16 replies to this topic

[kemicza]

Please do not spread this application to any other website. This is exclusive for members from this forum.

This application will scan a byte pattern through a certain process and module.
If it succeeds it will return the beginning address of the the given pattern and
the lenght of the given pattern.

USAGE/NOTE:
1) Select your process and press Set button
2) Select a DLL if needed
3) Enter your signature byte per byte seprated by a space.
4) Press the scan button and wait, result will show up and the lenght
of your pattern

Example:
The xlive memory bypass pattern (Found by Psych) is:
8B EC 83 EC 20 53 56 57 8D 45 E0 33 F6 50 FF 75 0C 8B F9

Writing these bytes into the Signature Pattern box will search for this pattern
through the selected process/module. If it succeeds it returns the address in memory
where this pattern starts. Also it will return the lenght of the given pattern.

Make sure you always write 2 numbers for every byte. Do not use a 0 in front of it
like: 0FF. Just a plain byte XY where x and y must be a hex number (0 TO F).


The Xlive button will try to patch the memory checks that xlive does. This does not
disable any debugging code, just the memory check. If you don't know what this is then
don't even use it. Make sure your game does use xlive, eventough I've implement checks
to not patch if the xlive.dll is not found.

The "No Module/Refresh" button will refresh the module's list. If you want to scan the
module of the EXE itself, then just press the button to make it blank. Blank means it
will scan from the base of the EXE itself.

Enjoy!


v1.0: 19:23 27/06/2010
-----------------------
No extra notes for this release, because it's the first one .

Attached Files

•  dvt-sgscn.rar   16.93K   154 downloads

[CJB]

Wow nice little snippet you got there. I will test it later on. To see how fast it is. Cause else the source code can be really handy for me to put it inside the trainers ^^

[kemicza]

This is actually a release without the source code. Just the application.
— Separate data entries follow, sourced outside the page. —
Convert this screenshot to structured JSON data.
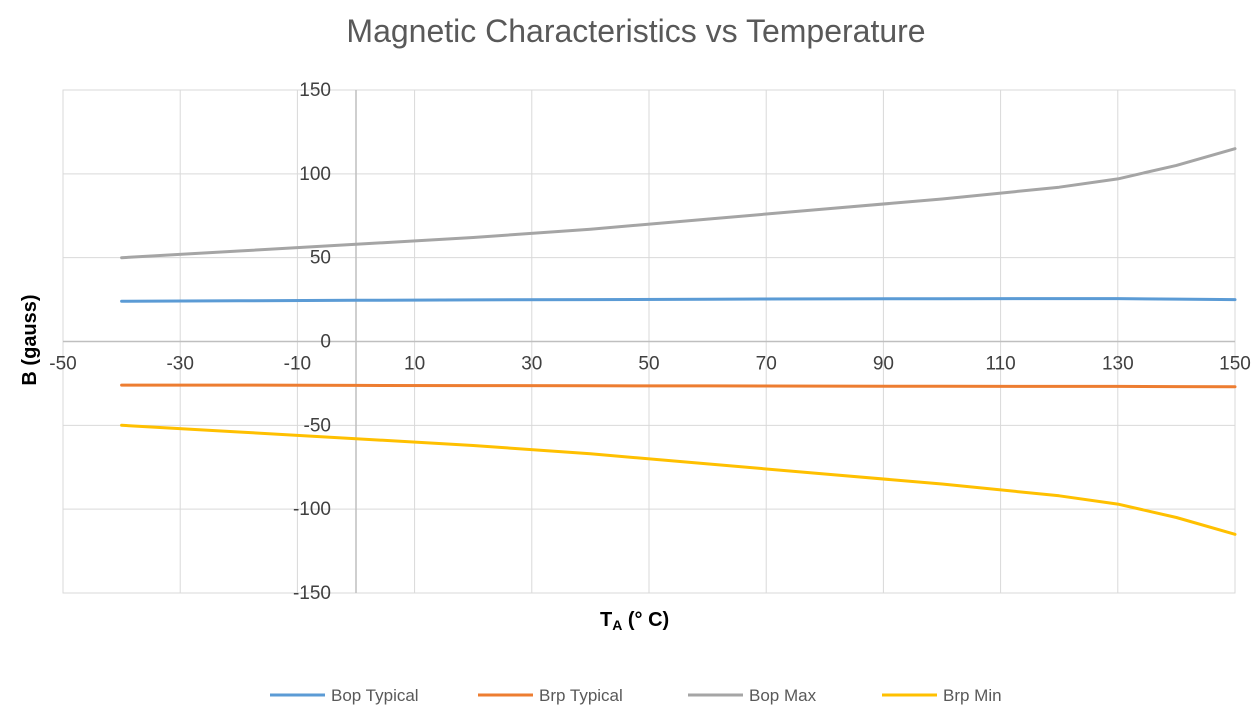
{
  "chart_data": {
    "type": "line",
    "title": "Magnetic Characteristics vs Temperature",
    "xlabel_main": "T",
    "xlabel_sub": "A",
    "xlabel_unit": " (°  C)",
    "ylabel": "B (gauss)",
    "xlim": [
      -50,
      150
    ],
    "ylim": [
      -150,
      150
    ],
    "x_ticks": [
      -50,
      -30,
      -10,
      10,
      30,
      50,
      70,
      90,
      110,
      130,
      150
    ],
    "y_ticks": [
      150,
      100,
      50,
      0,
      -50,
      -100,
      -150
    ],
    "grid": true,
    "legend_position": "bottom",
    "x": [
      -40,
      -20,
      0,
      20,
      40,
      60,
      80,
      100,
      120,
      130,
      140,
      150
    ],
    "series": [
      {
        "name": "Bop Typical",
        "color": "#5B9BD5",
        "values": [
          24,
          24.3,
          24.6,
          24.8,
          25,
          25.2,
          25.4,
          25.5,
          25.6,
          25.6,
          25.3,
          25
        ]
      },
      {
        "name": "Brp Typical",
        "color": "#ED7D31",
        "values": [
          -26,
          -26,
          -26.2,
          -26.3,
          -26.4,
          -26.5,
          -26.6,
          -26.7,
          -26.8,
          -26.8,
          -26.9,
          -27
        ]
      },
      {
        "name": "Bop Max",
        "color": "#A5A5A5",
        "values": [
          50,
          54,
          58,
          62,
          67,
          73,
          79,
          85,
          92,
          97,
          105,
          115
        ]
      },
      {
        "name": "Brp Min",
        "color": "#FFC000",
        "values": [
          -50,
          -54,
          -58,
          -62,
          -67,
          -73,
          -79,
          -85,
          -92,
          -97,
          -105,
          -115
        ]
      }
    ]
  }
}
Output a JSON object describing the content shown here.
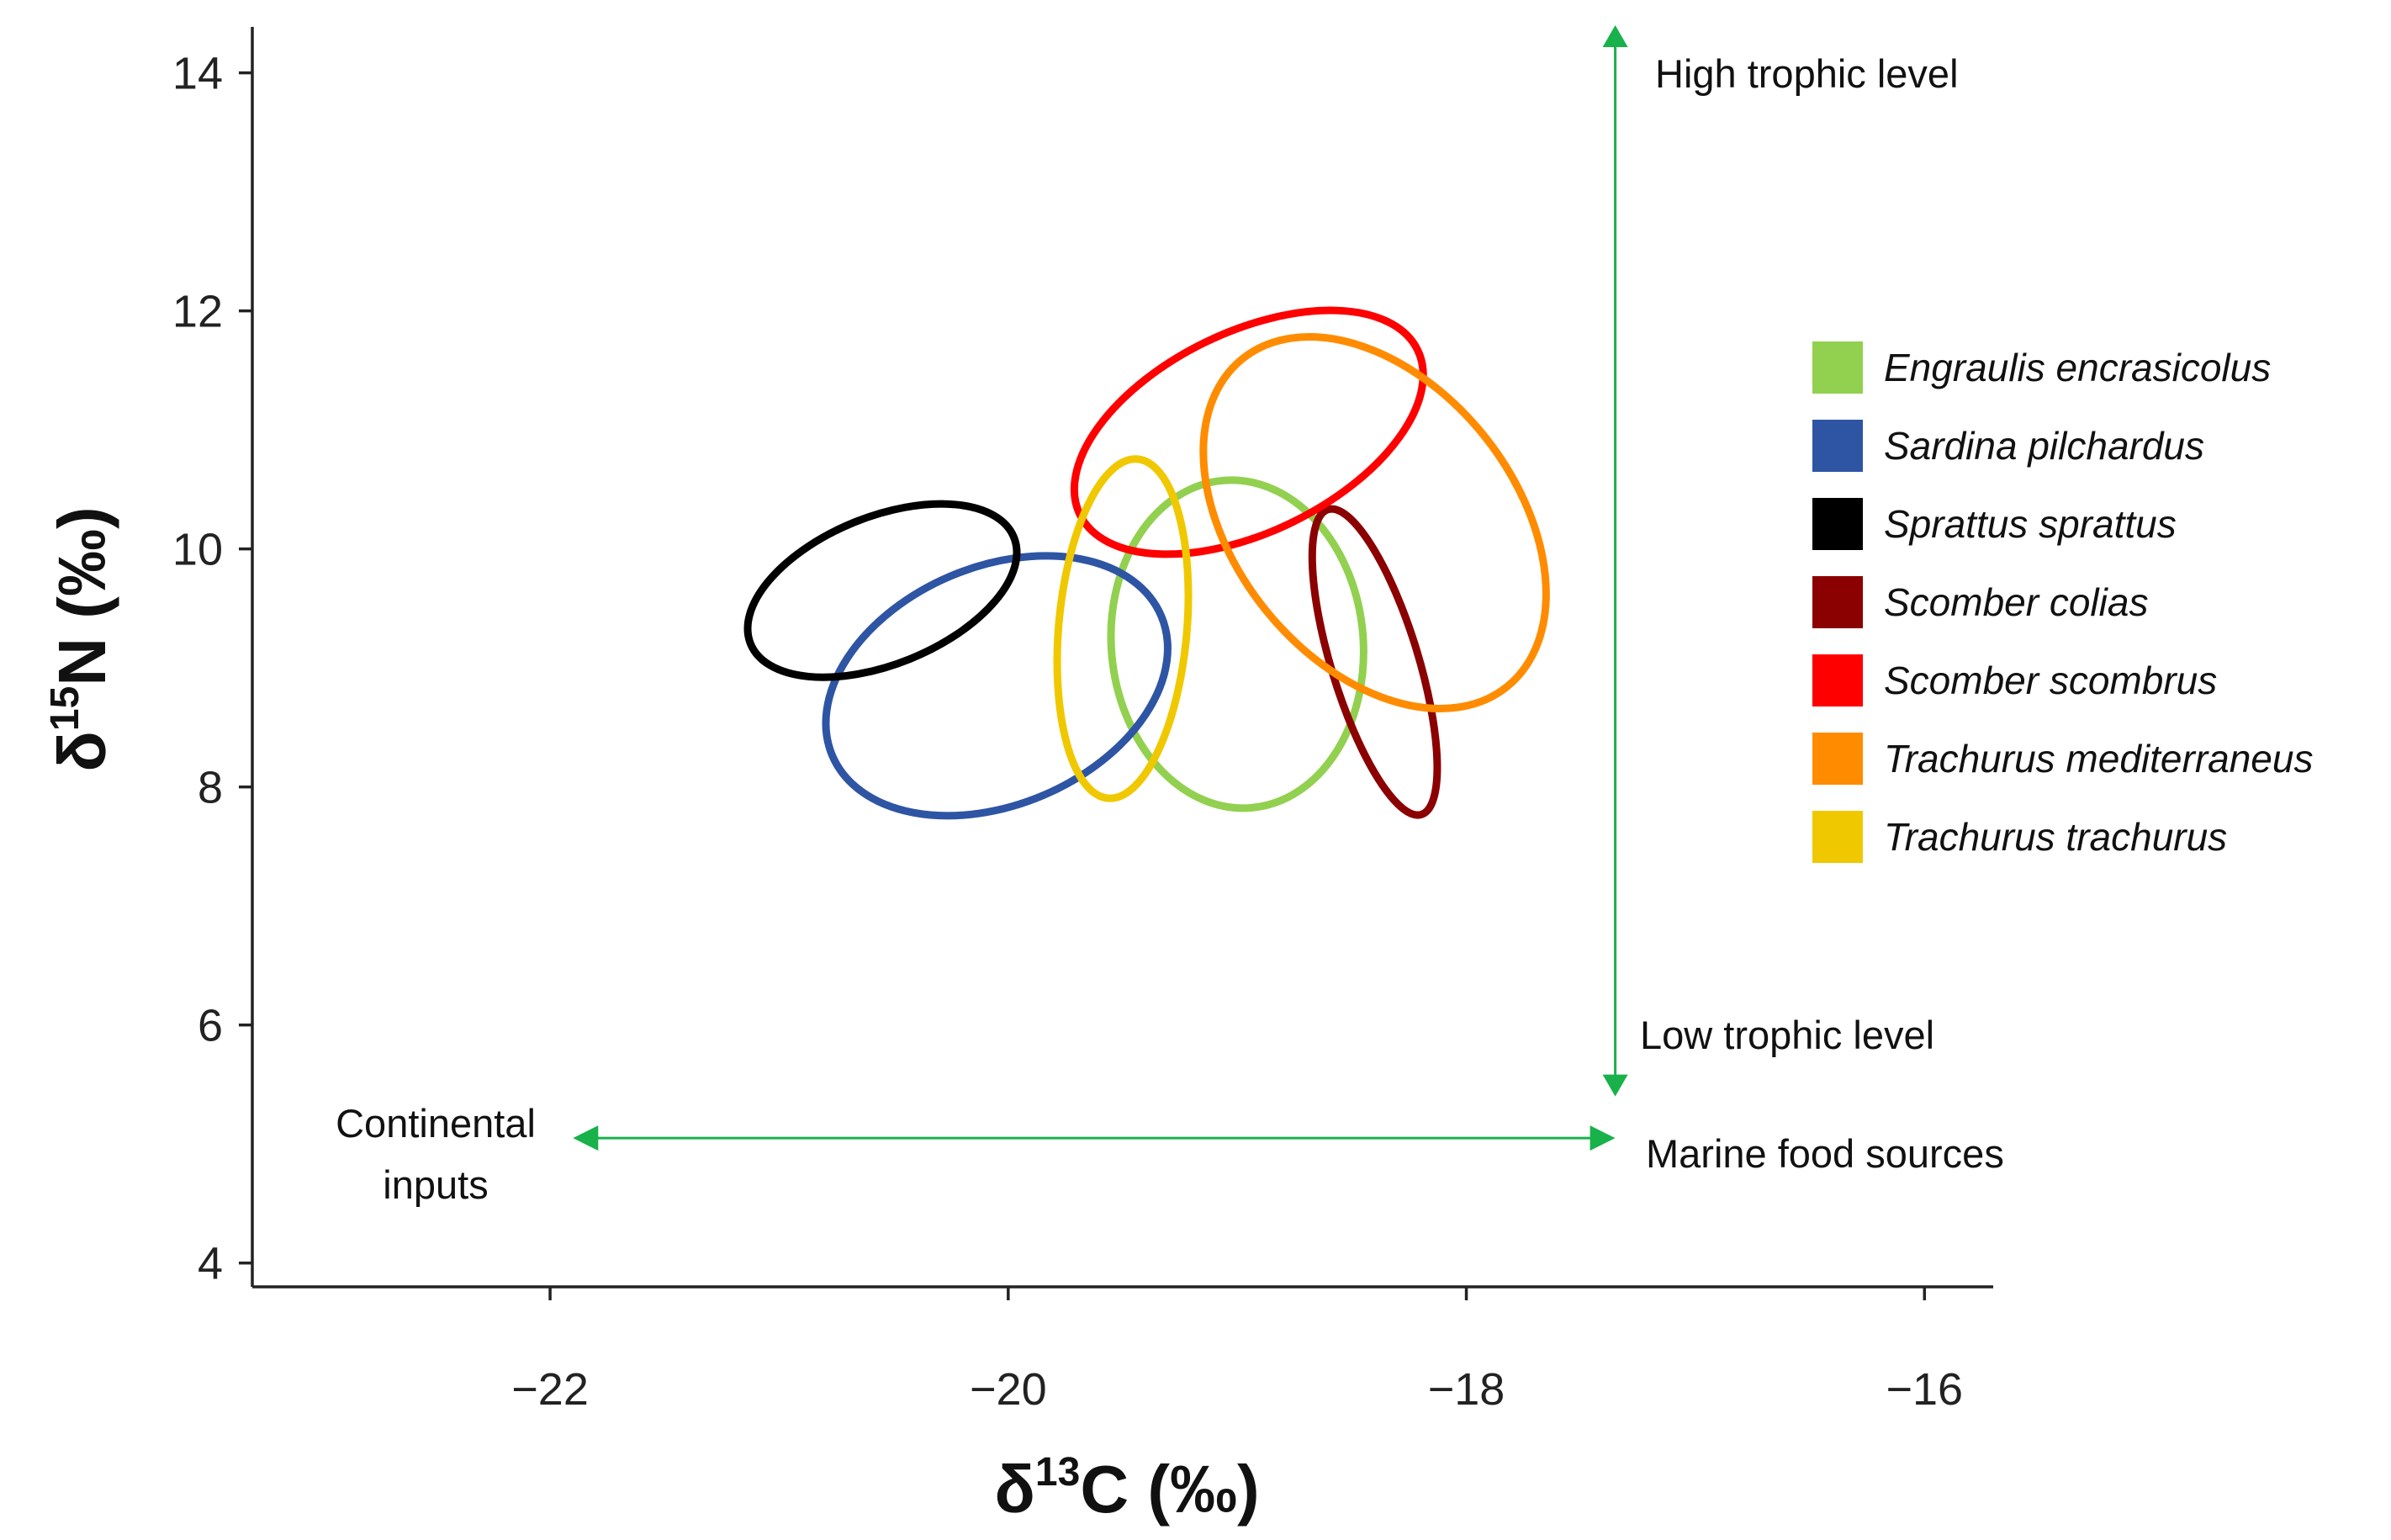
{
  "chart_data": {
    "type": "scatter",
    "subtype": "standard ellipses (isotopic niche)",
    "xlabel": {
      "base": "δ",
      "sup": "13",
      "rest": "C (‰)"
    },
    "ylabel": {
      "base": "δ",
      "sup": "15",
      "rest": "N (‰)"
    },
    "xlim": [
      -23.3,
      -15.7
    ],
    "ylim": [
      3.8,
      14.4
    ],
    "x_ticks": [
      {
        "value": -22,
        "label": "−22"
      },
      {
        "value": -20,
        "label": "−20"
      },
      {
        "value": -18,
        "label": "−18"
      },
      {
        "value": -16,
        "label": "−16"
      }
    ],
    "y_ticks": [
      {
        "value": 4,
        "label": "4"
      },
      {
        "value": 6,
        "label": "6"
      },
      {
        "value": 8,
        "label": "8"
      },
      {
        "value": 10,
        "label": "10"
      },
      {
        "value": 12,
        "label": "12"
      },
      {
        "value": 14,
        "label": "14"
      }
    ],
    "legend_position": "right",
    "series": [
      {
        "name": "Engraulis encrasicolus",
        "color": "#92d050",
        "center": [
          -19.0,
          9.2
        ],
        "semi_axis_x": 0.55,
        "semi_axis_y": 1.38,
        "rotation_deg": 5
      },
      {
        "name": "Sardina pilchardus",
        "color": "#2e54a4",
        "center": [
          -20.05,
          8.85
        ],
        "semi_axis_x": 0.78,
        "semi_axis_y": 1.0,
        "rotation_deg": 23
      },
      {
        "name": "Sprattus sprattus",
        "color": "#000000",
        "center": [
          -20.55,
          9.65
        ],
        "semi_axis_x": 0.62,
        "semi_axis_y": 0.62,
        "rotation_deg": 22
      },
      {
        "name": "Scomber colias",
        "color": "#8b0000",
        "center": [
          -18.4,
          9.05
        ],
        "semi_axis_x": 0.19,
        "semi_axis_y": 1.34,
        "rotation_deg": 17
      },
      {
        "name": "Scomber scombrus",
        "color": "#ff0000",
        "center": [
          -18.95,
          10.98
        ],
        "semi_axis_x": 0.82,
        "semi_axis_y": 0.84,
        "rotation_deg": 26
      },
      {
        "name": "Trachurus mediterraneus",
        "color": "#ff8c00",
        "center": [
          -18.4,
          10.22
        ],
        "semi_axis_x": 0.61,
        "semi_axis_y": 1.77,
        "rotation_deg": 39
      },
      {
        "name": "Trachurus trachurus",
        "color": "#f0c800",
        "center": [
          -19.5,
          9.33
        ],
        "semi_axis_x": 0.28,
        "semi_axis_y": 1.43,
        "rotation_deg": -5
      }
    ],
    "annotations": {
      "trophic_arrow": {
        "x": -17.35,
        "y_from": 5.4,
        "y_to": 14.4,
        "color": "#18b14a"
      },
      "source_arrow": {
        "y": 5.05,
        "x_from": -21.9,
        "x_to": -17.35,
        "color": "#18b14a"
      },
      "high_label": "High trophic level",
      "low_label": "Low trophic level",
      "marine_label": "Marine food sources",
      "continental_line1": "Continental",
      "continental_line2": "inputs"
    }
  }
}
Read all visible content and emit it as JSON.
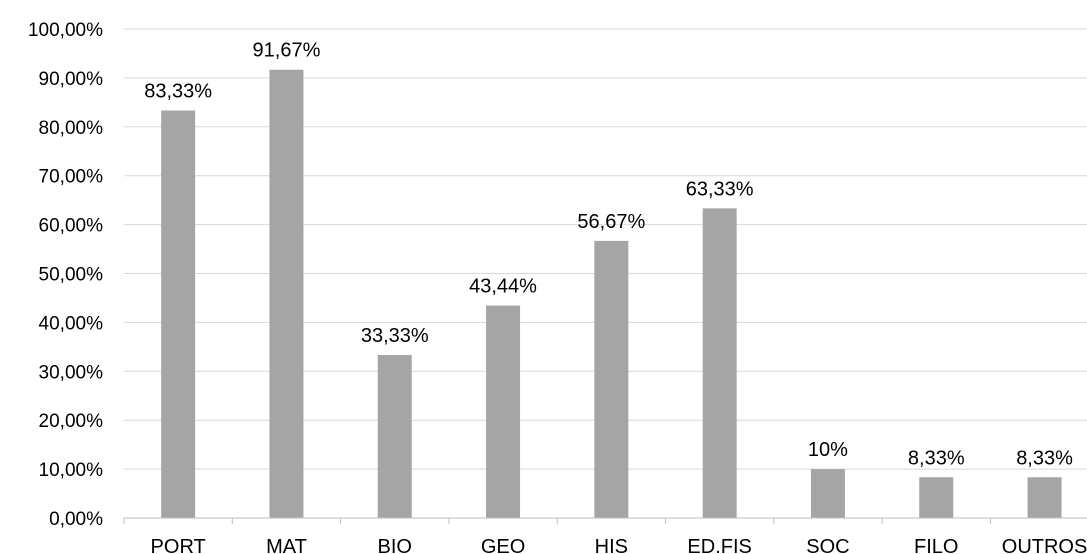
{
  "chart_data": {
    "type": "bar",
    "title": "",
    "xlabel": "",
    "ylabel": "",
    "categories": [
      "PORT",
      "MAT",
      "BIO",
      "GEO",
      "HIS",
      "ED.FIS",
      "SOC",
      "FILO",
      "OUTROS"
    ],
    "values": [
      83.33,
      91.67,
      33.33,
      43.44,
      56.67,
      63.33,
      10,
      8.33,
      8.33
    ],
    "data_labels": [
      "83,33%",
      "91,67%",
      "33,33%",
      "43,44%",
      "56,67%",
      "63,33%",
      "10%",
      "8,33%",
      "8,33%"
    ],
    "ylim": [
      0,
      100
    ],
    "yticks": [
      0,
      10,
      20,
      30,
      40,
      50,
      60,
      70,
      80,
      90,
      100
    ],
    "ytick_labels": [
      "0,00%",
      "10,00%",
      "20,00%",
      "30,00%",
      "40,00%",
      "50,00%",
      "60,00%",
      "70,00%",
      "80,00%",
      "90,00%",
      "100,00%"
    ],
    "grid": true,
    "legend": "none",
    "colors": {
      "bar": "#a5a5a5",
      "grid": "#d9d9d9",
      "axis": "#bfbfbf"
    }
  }
}
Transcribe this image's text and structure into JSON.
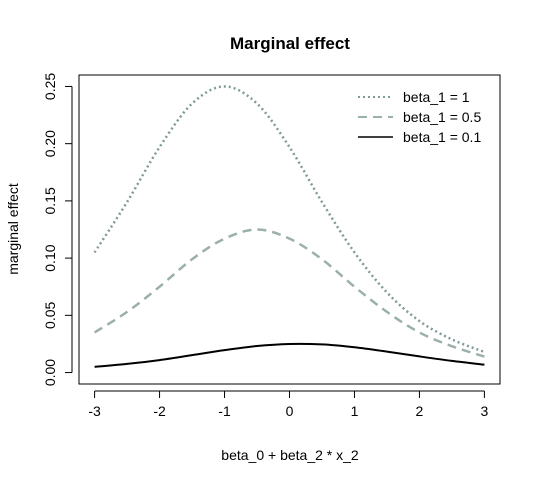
{
  "chart_data": {
    "type": "line",
    "title": "Marginal effect",
    "xlabel": "beta_0 + beta_2 * x_2",
    "ylabel": "marginal effect",
    "xlim": [
      -3.24,
      3.24
    ],
    "ylim": [
      -0.01,
      0.26
    ],
    "xticks": [
      -3,
      -2,
      -1,
      0,
      1,
      2,
      3
    ],
    "xtick_labels": [
      "-3",
      "-2",
      "-1",
      "0",
      "1",
      "2",
      "3"
    ],
    "yticks": [
      0.0,
      0.05,
      0.1,
      0.15,
      0.2,
      0.25
    ],
    "ytick_labels": [
      "0.00",
      "0.05",
      "0.10",
      "0.15",
      "0.20",
      "0.25"
    ],
    "grid": false,
    "legend_position": "top-right",
    "x": [
      -3.0,
      -2.5,
      -2.0,
      -1.5,
      -1.0,
      -0.5,
      0.0,
      0.5,
      1.0,
      1.5,
      2.0,
      2.5,
      3.0
    ],
    "series": [
      {
        "name": "beta_1 = 1",
        "style": "dotted",
        "color": "#7f9a99",
        "values": [
          0.105,
          0.149,
          0.197,
          0.235,
          0.25,
          0.235,
          0.197,
          0.149,
          0.105,
          0.07,
          0.045,
          0.029,
          0.018
        ]
      },
      {
        "name": "beta_1 = 0.5",
        "style": "dashed",
        "color": "#9bb0ab",
        "values": [
          0.035,
          0.053,
          0.075,
          0.099,
          0.117,
          0.125,
          0.117,
          0.099,
          0.075,
          0.053,
          0.035,
          0.023,
          0.014
        ]
      },
      {
        "name": "beta_1 = 0.1",
        "style": "solid",
        "color": "#000000",
        "values": [
          0.005,
          0.0076,
          0.0109,
          0.0152,
          0.0196,
          0.0232,
          0.025,
          0.0246,
          0.0221,
          0.0183,
          0.0141,
          0.0102,
          0.0069
        ]
      }
    ]
  }
}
I would really appreciate if you could test it. Also try the xlive patcher, if it works.

Thanks

[CJB]

Just tested it. And guess what, as expected.. works like a charm

gimme gimme gimme

[kemicza]

You can implement this two ways in your trainer. One would be to inject a dll, and read the memory directly and use a scan function to search your signature. A second method is to just use ReadProcessMemory and compare your signature through this way.

But I failed many times trying to figure out a good and fast method. And I'm still not confident it will work 100%. There's always something that fails for some reason. I spent hours sometimes on a small bug, really frustrating. But hopefully it will work good enough now.

[CJB]

Yeah I know what you mean. I also managed to make a scanner. But I dont think 5 minutes for each signature is handy

[Bastiaan]

Yeah I know what you mean. I also managed to make a scanner. But I dont think 5 minutes for each signature is handy

Just an idea:
If the trainer is opened for the first time do a search and save what you found in a file.
When it's run again check if the bytes in the file are still in the same place (save the place too in the file).
If not run the search again.

[CJB]

Well my idea was to put it in trainers. Cause then the trainer wont need to update on every single game patch. If you know what I mean.

[STN]

Nice APP!, i am sure it would come in handy

[Aspras]

Very nice. In case you used C/C++ you can add these lines to make the controls use the theme of the operating system, not that it makes any difference but I just hate the way those controls look so out of style

#pragma comment(linker,"/manifestdependency:\"type='win32' name='Microsoft.Windows.Common-Controls' ""version='6.0.0.0' processorArchitecture='X86' publicKeyToken='6595b64144ccf1df' language='*'\"")

[kemicza]

Hehe Sorry Aspras this time I really didn't focus on looks at all .. And it's done in asm, I'll keep that in mind if I update it in the future.

[0tik]

it's not working anymore. 3.4.18.0 - my xlive version. Proces EFLC.exe/module xlive.dll/sig pattern 8B EC 83 EC 20 53 56 57 8D 45 E0 33 F6 50 FF 75 0C 8B F9/and then i clickXlive button. after a secont game crash. Thats funny- when i used only trainer i could play half a minute with working trainer, but then game crash crash.

[BRiGHT]

Yeah Microsoft released a new version of Games for Windows Live couple of days back. Guess they finally managed to change the signature patern

[STN]

Aw, BAD NEWS!. Guess we will see a halt in trainers for sometime.

[Baxter]

Yeah Microsoft released a new version of Games for Windows Live couple of days back. Guess they finally managed to change the signature patern

Nah, the bypass still works. The problem is the patcher.
Patcher c2 cc 00 90 90 <--wrong
Should be c2 0c 00 90 90 or c2 0c 00 without the nops
I use a different method for this, just jump the function.

@*NOMENTIONPLOX*
Outof curiosity, why wouldnt you just hardcode the byte sequence and xlive module in the source.
From what i gather, the app only patches the integrity check. So pasting the pattern and choosing the xlive module isnt really needed. More work for the lazy people like me!